Now in networking, every pair of users is a different commodity. So from a theoretical point of view, you just can't solve these problems. So I asked, what can I do? And I made an assumption. I called it the independence assumption. And that cracked the problem wide open. The analysis became totally doable.

Petrie: And the assumption is?

Kleinrock: The problem involves the sending of a sequence of messages. If you look at what's happening on any link, you will see a sequence of messages arriving, and the time between the arrival of the first of two adjacent messages is related to the service time of the second message. In queuing theory, when service times and arrival times are correlated, you just can't handle the analysis. In the case of sequential messages, we see a very high degree of correlation, because the minimum time between two arriving messages is the service time of the second one.

My assumption was that they're not correlated. This was the independence assumption. I assumed that every time a message hit a node, its length was randomly reselected, guaranteeing that its length was independent of its arrival time. Sounds like a bold assumption but it turns out to be fine. The reason is that it's not only my stuff moving down the line, but other people's traffic is also joining the fray. In addition, my messages go out to different places — one goes here, one goes there — so it busts up that dependence very effectively from an engineering point of view.

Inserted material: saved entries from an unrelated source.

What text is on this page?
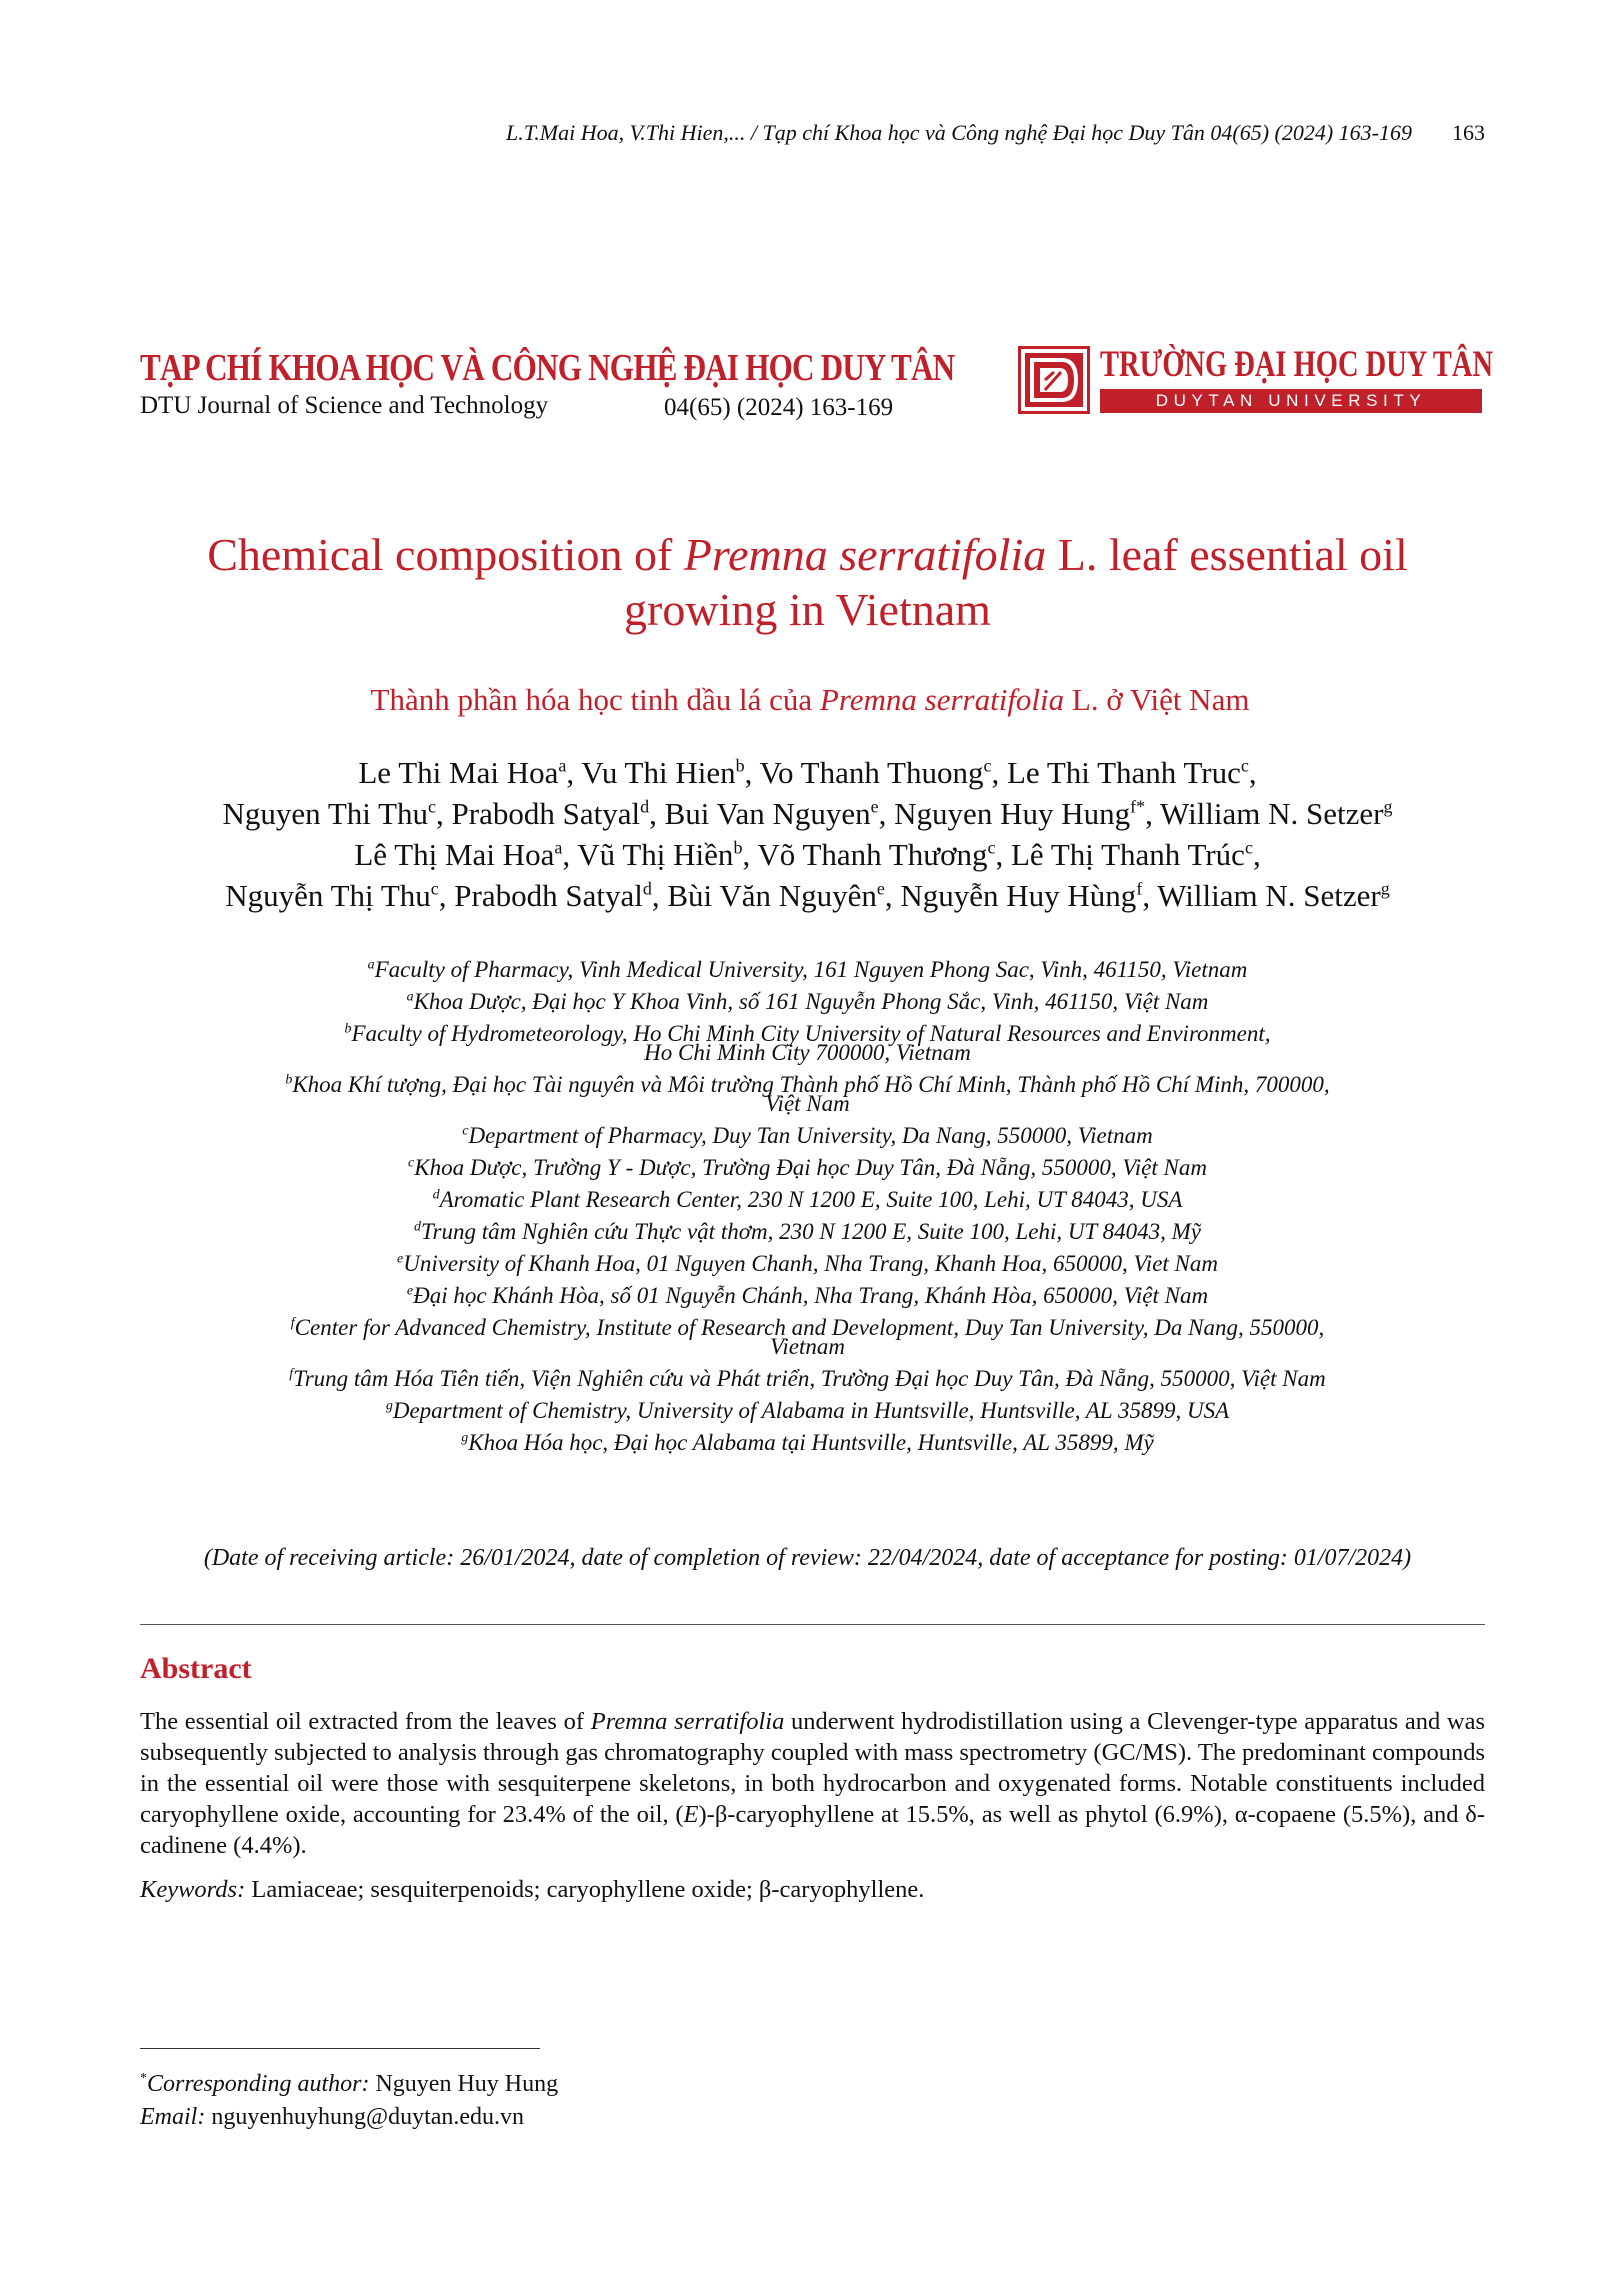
L.T.Mai Hoa, V.Thi Hien,... / Tạp chí Khoa học và Công nghệ Đại học Duy Tân 04(65) (2024) 163-169 163
TẠP CHÍ KHOA HỌC VÀ CÔNG NGHỆ ĐẠI HỌC DUY TÂN
DTU Journal of Science and Technology	04(65) (2024) 163-169
TRƯỜNG ĐẠI HỌC DUY TÂN
DUYTAN UNIVERSITY
Chemical composition of Premna serratifolia L. leaf essential oil growing in Vietnam
Thành phần hóa học tinh dầu lá của Premna serratifolia L. ở Việt Nam
Le Thi Mai Hoa$^a$, Vu Thi Hien$^b$, Vo Thanh Thuong$^c$, Le Thi Thanh Truc$^c$,
Nguyen Thi Thu$^c$, Prabodh Satyal$^d$, Bui Van Nguyen$^e$, Nguyen Huy Hung$^{f*}$, William N. Setzer$^g$
Lê Thị Mai Hoa$^a$, Vũ Thị Hiền$^b$, Võ Thanh Thương$^c$, Lê Thị Thanh Trúc$^c$,
Nguyễn Thị Thu$^c$, Prabodh Satyal$^d$, Bùi Văn Nguyên$^e$, Nguyễn Huy Hùng$^f$, William N. Setzer$^g$
$^a$Faculty of Pharmacy, Vinh Medical University, 161 Nguyen Phong Sac, Vinh, 461150, Vietnam
$^a$Khoa Dược, Đại học Y Khoa Vinh, số 161 Nguyễn Phong Sắc, Vinh, 461150, Việt Nam
$^b$Faculty of Hydrometeorology, Ho Chi Minh City University of Natural Resources and Environment,
Ho Chi Minh City 700000, Vietnam
$^b$Khoa Khí tượng, Đại học Tài nguyên và Môi trường Thành phố Hồ Chí Minh, Thành phố Hồ Chí Minh, 700000,
Việt Nam
$^c$Department of Pharmacy, Duy Tan University, Da Nang, 550000, Vietnam
$^c$Khoa Dược, Trường Y - Dược, Trường Đại học Duy Tân, Đà Nẵng, 550000, Việt Nam
$^d$Aromatic Plant Research Center, 230 N 1200 E, Suite 100, Lehi, UT 84043, USA
$^d$Trung tâm Nghiên cứu Thực vật thơm, 230 N 1200 E, Suite 100, Lehi, UT 84043, Mỹ
$^e$University of Khanh Hoa, 01 Nguyen Chanh, Nha Trang, Khanh Hoa, 650000, Viet Nam
$^e$Đại học Khánh Hòa, số 01 Nguyễn Chánh, Nha Trang, Khánh Hòa, 650000, Việt Nam
$^f$Center for Advanced Chemistry, Institute of Research and Development, Duy Tan University, Da Nang, 550000,
Vietnam
$^f$Trung tâm Hóa Tiên tiến, Viện Nghiên cứu và Phát triển, Trường Đại học Duy Tân, Đà Nẵng, 550000, Việt Nam
$^g$Department of Chemistry, University of Alabama in Huntsville, Huntsville, AL 35899, USA
$^g$Khoa Hóa học, Đại học Alabama tại Huntsville, Huntsville, AL 35899, Mỹ
(Date of receiving article: 26/01/2024, date of completion of review: 22/04/2024, date of acceptance for posting: 01/07/2024)
Abstract
The essential oil extracted from the leaves of Premna serratifolia underwent hydrodistillation using a Clevenger-type apparatus and was subsequently subjected to analysis through gas chromatography coupled with mass spectrometry (GC/MS). The predominant compounds in the essential oil were those with sesquiterpene skeletons, in both hydrocarbon and oxygenated forms. Notable constituents included caryophyllene oxide, accounting for 23.4% of the oil, (E)-β-caryophyllene at 15.5%, as well as phytol (6.9%), α-copaene (5.5%), and δ-cadinene (4.4%).
Keywords: Lamiaceae; sesquiterpenoids; caryophyllene oxide; β-caryophyllene.
*Corresponding author: Nguyen Huy Hung
Email: nguyenhuyhung@duytan.edu.vn
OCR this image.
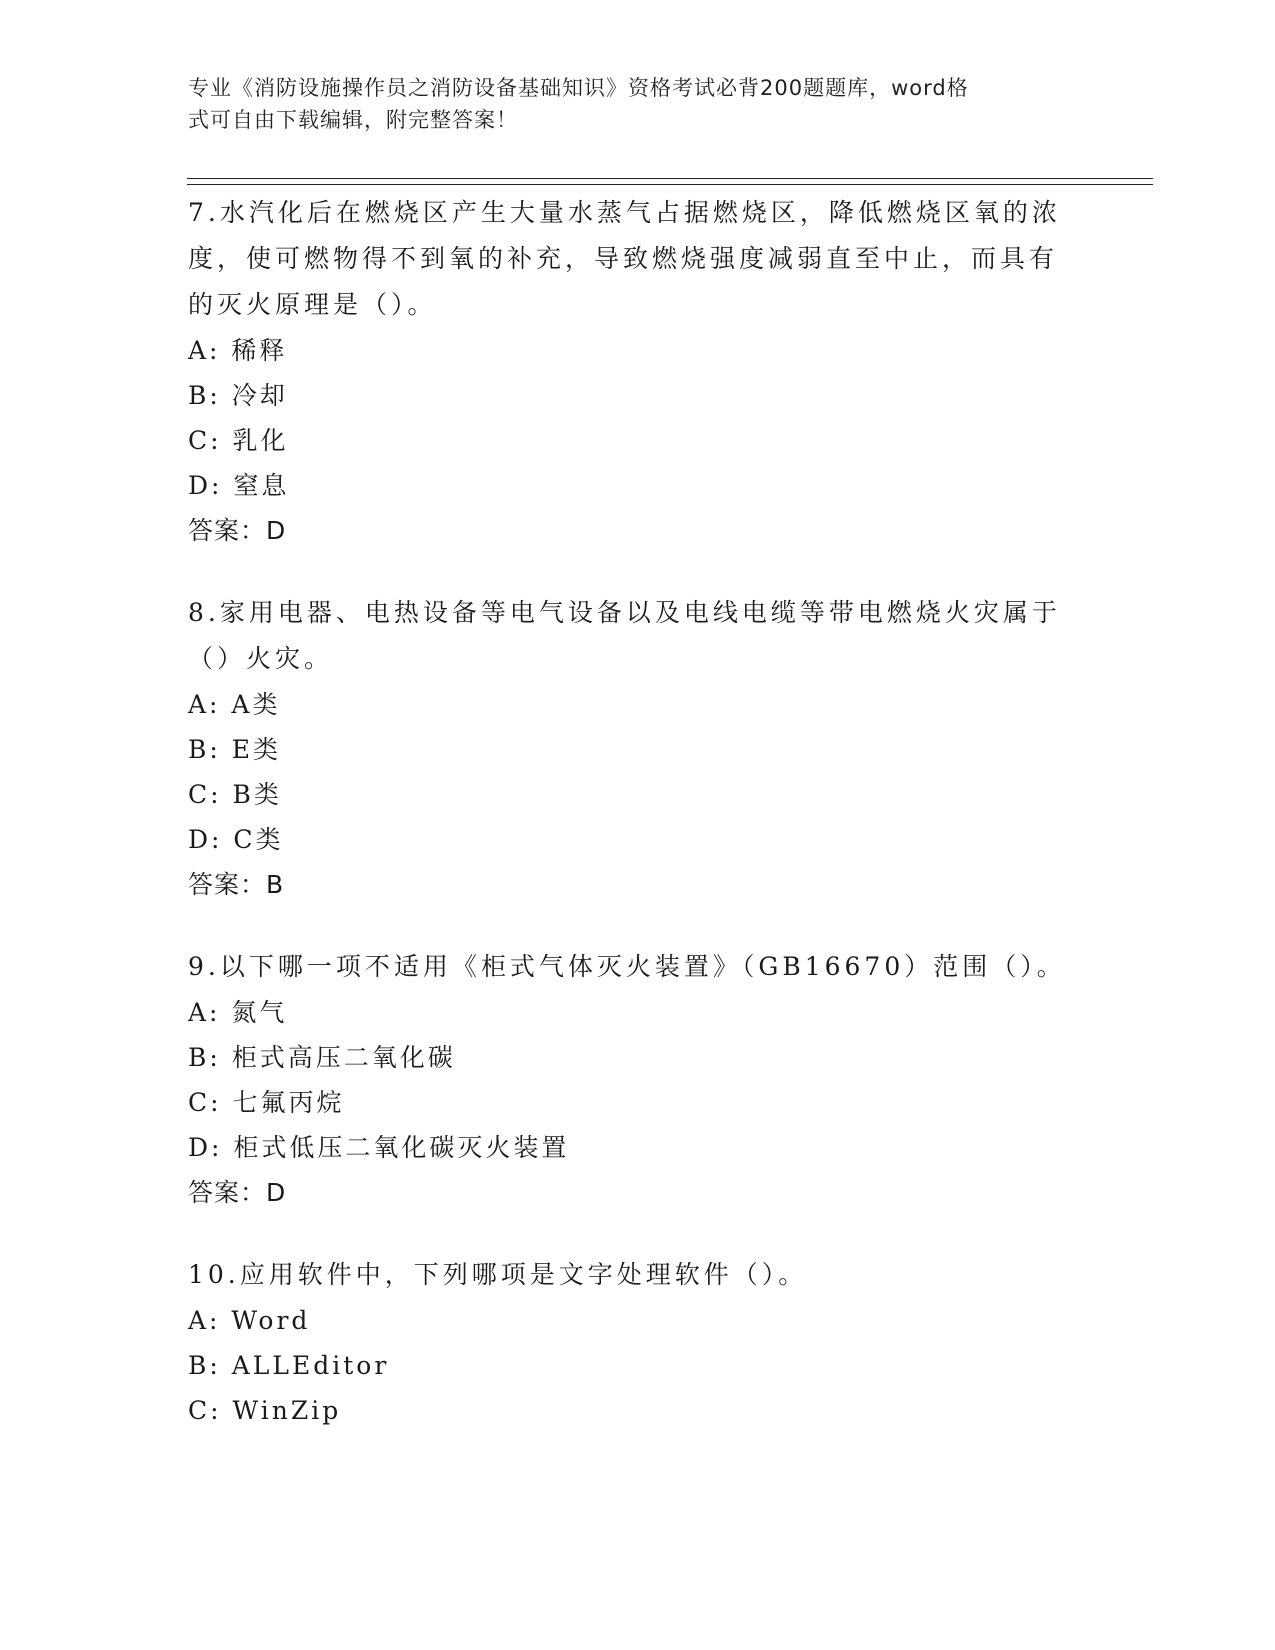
专业《消防设施操作员之消防设备基础知识》资格考试必背200题题库，word格
式可自由下载编辑，附完整答案！
7.水汽化后在燃烧区产生大量水蒸气占据燃烧区，降低燃烧区氧的浓
度，使可燃物得不到氧的补充，导致燃烧强度减弱直至中止，而具有
的灭火原理是（）。
A: 稀释
B: 冷却
C: 乳化
D: 窒息
答案：D
8.家用电器、电热设备等电气设备以及电线电缆等带电燃烧火灾属于
（）火灾。
A: A类
B: E类
C: B类
D: C类
答案：B
9.以下哪一项不适用《柜式气体灭火装置》（GB16670）范围（）。
A: 氮气
B: 柜式高压二氧化碳
C: 七氟丙烷
D: 柜式低压二氧化碳灭火装置
答案：D
10.应用软件中，下列哪项是文字处理软件（）。
A: Word
B: ALLEditor
C: WinZip
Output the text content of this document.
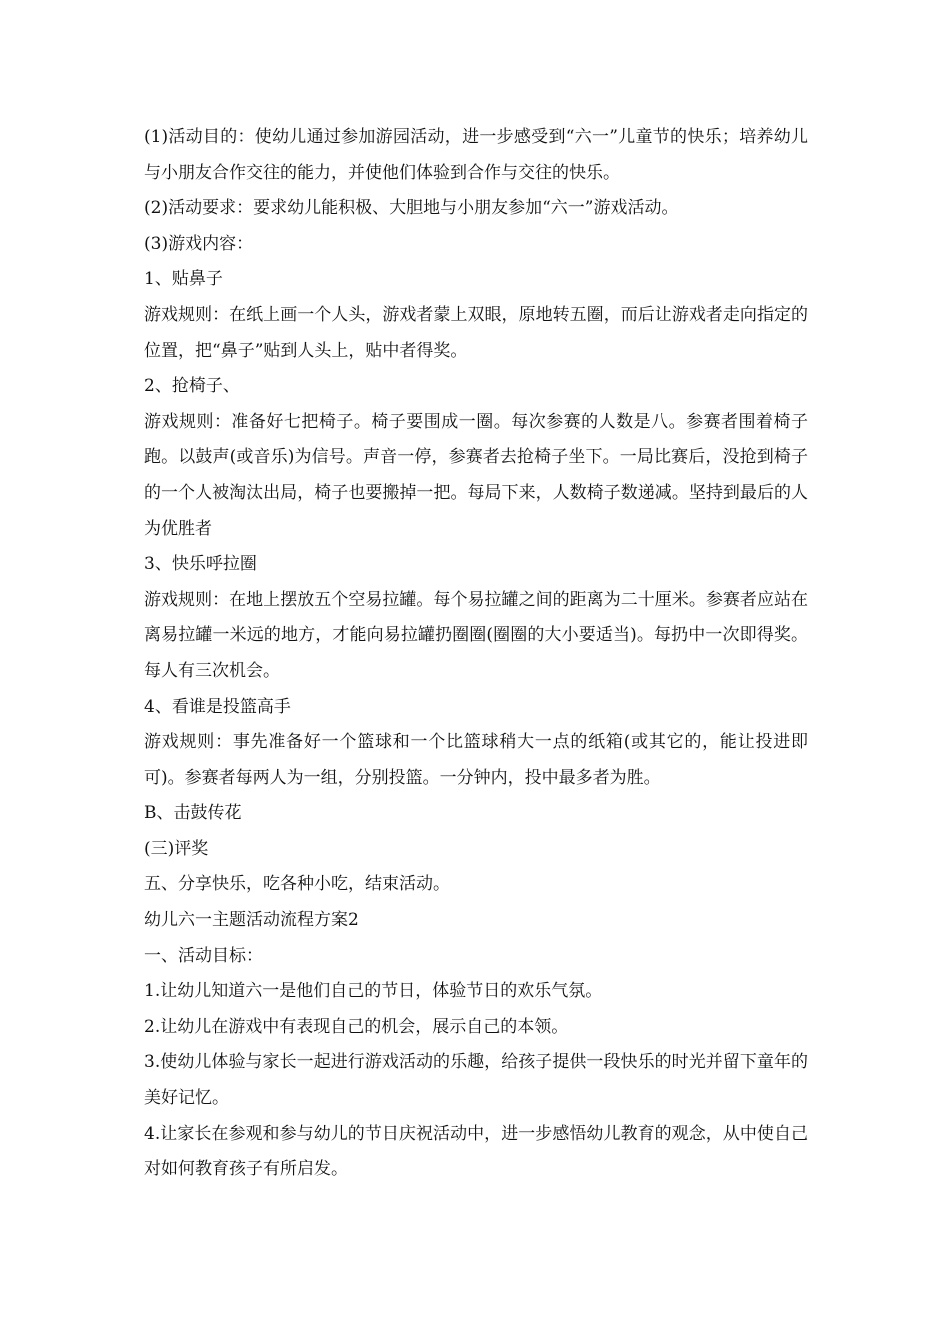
(1)活动目的：使幼儿通过参加游园活动，进一步感受到“六一”儿童节的快乐；培养幼儿与小朋友合作交往的能力，并使他们体验到合作与交往的快乐。

(2)活动要求：要求幼儿能积极、大胆地与小朋友参加“六一”游戏活动。

(3)游戏内容：

1、贴鼻子

游戏规则：在纸上画一个人头，游戏者蒙上双眼，原地转五圈，而后让游戏者走向指定的位置，把“鼻子”贴到人头上，贴中者得奖。

2、抢椅子、

游戏规则：准备好七把椅子。椅子要围成一圈。每次参赛的人数是八。参赛者围着椅子跑。以鼓声(或音乐)为信号。声音一停，参赛者去抢椅子坐下。一局比赛后，没抢到椅子的一个人被淘汰出局，椅子也要搬掉一把。每局下来，人数椅子数递减。坚持到最后的人为优胜者

3、快乐呼拉圈

游戏规则：在地上摆放五个空易拉罐。每个易拉罐之间的距离为二十厘米。参赛者应站在离易拉罐一米远的地方，才能向易拉罐扔圈圈(圈圈的大小要适当)。每扔中一次即得奖。每人有三次机会。

4、看谁是投篮高手

游戏规则：事先准备好一个篮球和一个比篮球稍大一点的纸箱(或其它的，能让投进即可)。参赛者每两人为一组，分别投篮。一分钟内，投中最多者为胜。

B、击鼓传花

(三)评奖

五、分享快乐，吃各种小吃，结束活动。

幼儿六一主题活动流程方案2

一、活动目标：

1.让幼儿知道六一是他们自己的节日，体验节日的欢乐气氛。

2.让幼儿在游戏中有表现自己的机会，展示自己的本领。

3.使幼儿体验与家长一起进行游戏活动的乐趣，给孩子提供一段快乐的时光并留下童年的美好记忆。

4.让家长在参观和参与幼儿的节日庆祝活动中，进一步感悟幼儿教育的观念，从中使自己对如何教育孩子有所启发。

That was the assumption needed to allow the analysis to go forward. But you must recognize that I was the first to develop an exact (and very simple) formulation of the problem. I can tell you what the equation is, it's trivial. It's a one-liner. It's exact. But it contains a term you can't solve for, and that's why you have to use the independence assumption. It totally broke the back of the problem. Once you have that, you can do a design based on that assumption. It has now come to be known as Kleinrock's Independence Assumption.